Global Temperatures May Not Be As Meaningful As Claimed

The other day at DrHelen, I made a comment that may be more true than I expected.
The article says, globally, February was the warmest ever. It sure wasn't in Cincinnati. Average temperatures were more than 11 degrees F. below normal. It makes me wonder, at least a little bit, how they come up with these "global" temperatures.

Emphasis added
We all may have very good reason to wonder about "global" temperatures. It turns out whatever method being used to calculate "global" temperature may not be valid. Science Daily published this article March 18, 2007: Researchers Question Validity Of A 'Global Temperature'.
Discussions on global warming often refer to 'global temperature.' Yet the concept is thermodynamically as well as mathematically an impossibility, says Bjarne Andresen, a professor at The Niels Bohr Institute, University of Copenhagen, who has analyzed this topic in collaboration with professors Christopher Essex from University of Western Ontario and Ross McKitrick from University of Guelph, Canada.
"It is impossible to talk about a single temperature for something as complicated as the climate of Earth", Bjarne Andresen says, an an expert of thermodynamics. "A temperature can be defined only for a homogeneous system. Furthermore, the climate is not governed by a single temperature. Rather, differences of temperatures drive the processes and create the storms, sea currents, thunder, etc. which make up the climate".

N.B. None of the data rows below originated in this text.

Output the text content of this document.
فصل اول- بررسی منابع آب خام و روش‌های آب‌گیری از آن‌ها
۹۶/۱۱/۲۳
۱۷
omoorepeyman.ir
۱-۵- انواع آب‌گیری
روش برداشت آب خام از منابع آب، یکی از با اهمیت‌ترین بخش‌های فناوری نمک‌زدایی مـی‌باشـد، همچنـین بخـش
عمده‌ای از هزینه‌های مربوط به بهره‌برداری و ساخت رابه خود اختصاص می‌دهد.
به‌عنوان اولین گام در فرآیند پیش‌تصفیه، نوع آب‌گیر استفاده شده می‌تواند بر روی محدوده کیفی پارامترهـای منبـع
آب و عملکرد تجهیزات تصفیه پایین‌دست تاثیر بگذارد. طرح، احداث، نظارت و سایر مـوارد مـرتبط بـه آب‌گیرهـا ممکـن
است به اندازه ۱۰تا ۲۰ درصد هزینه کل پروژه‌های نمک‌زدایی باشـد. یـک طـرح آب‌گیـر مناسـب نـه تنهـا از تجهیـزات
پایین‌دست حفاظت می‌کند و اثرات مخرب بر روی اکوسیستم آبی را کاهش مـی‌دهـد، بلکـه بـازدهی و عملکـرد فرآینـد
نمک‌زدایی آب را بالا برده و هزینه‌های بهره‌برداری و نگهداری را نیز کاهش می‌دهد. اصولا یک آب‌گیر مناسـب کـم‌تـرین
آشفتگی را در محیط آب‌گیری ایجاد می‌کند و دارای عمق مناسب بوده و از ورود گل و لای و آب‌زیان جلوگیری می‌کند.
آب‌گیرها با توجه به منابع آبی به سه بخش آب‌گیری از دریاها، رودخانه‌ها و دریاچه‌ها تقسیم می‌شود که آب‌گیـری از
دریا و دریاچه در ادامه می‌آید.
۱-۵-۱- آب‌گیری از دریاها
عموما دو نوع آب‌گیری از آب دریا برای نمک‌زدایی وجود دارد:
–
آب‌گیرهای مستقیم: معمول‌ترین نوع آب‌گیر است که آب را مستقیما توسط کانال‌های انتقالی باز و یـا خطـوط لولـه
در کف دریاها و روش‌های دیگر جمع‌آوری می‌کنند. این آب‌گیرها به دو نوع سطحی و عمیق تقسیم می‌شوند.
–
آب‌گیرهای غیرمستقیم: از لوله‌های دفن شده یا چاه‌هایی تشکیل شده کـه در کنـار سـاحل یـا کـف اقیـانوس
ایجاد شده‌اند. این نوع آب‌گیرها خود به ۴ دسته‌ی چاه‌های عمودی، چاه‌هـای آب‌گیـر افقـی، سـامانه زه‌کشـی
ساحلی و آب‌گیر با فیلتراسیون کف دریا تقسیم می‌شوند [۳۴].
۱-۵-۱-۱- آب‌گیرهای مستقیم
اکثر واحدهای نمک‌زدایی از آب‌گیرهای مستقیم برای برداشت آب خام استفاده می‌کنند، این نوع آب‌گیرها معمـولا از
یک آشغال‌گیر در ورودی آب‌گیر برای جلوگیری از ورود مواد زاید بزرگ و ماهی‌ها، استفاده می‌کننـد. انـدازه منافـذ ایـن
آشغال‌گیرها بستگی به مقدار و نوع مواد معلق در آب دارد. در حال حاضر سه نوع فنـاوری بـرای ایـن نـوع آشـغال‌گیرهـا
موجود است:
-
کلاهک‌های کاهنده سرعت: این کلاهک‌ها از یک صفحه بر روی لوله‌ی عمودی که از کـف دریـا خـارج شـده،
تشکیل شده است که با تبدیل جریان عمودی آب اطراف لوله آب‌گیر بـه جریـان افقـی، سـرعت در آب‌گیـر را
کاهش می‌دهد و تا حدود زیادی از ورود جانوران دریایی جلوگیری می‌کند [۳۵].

He explains that while it is possible to treat temperature statistically locally, it is meaningless to talk about a a global temperature for Earth. The Globe consists of a huge number of components which one cannot just add up and average. That would correspond to calculating the average phone number in the phone book. That is meaningless. Or talking about economics, it does make sense to compare the currency exchange rate of two countries, whereas there is no point in talking about an average 'global exchange rate'.
These are but two examples of ways to calculate averages. They are all equally correct, but one needs a solid physical reason to choose one above another. Depending on the averaging method used, the same set of measured data can simultaneously show an upward trend and a downward trend in average temperature. Thus claims of disaster may be a consequence of which averaging method has been used, the researchers point out.

What Bjarne Andresen and his coworkers emphasize is that physical arguments are needed to decide whether one averaging method or another is needed to calculate an average which is relevant to describe the state of Earth.
Seems we've still a lot of work to do in order to determine what is going on climatically and how much impact Al Gore's excess CO2 is having on the climate.

Comments:
what they never say is that the more c02 in the air, the better plants will grow, if we hadnt had chopped down all these trees, and paved the planet, the amount of oxygen released out of those trees, would remain the same.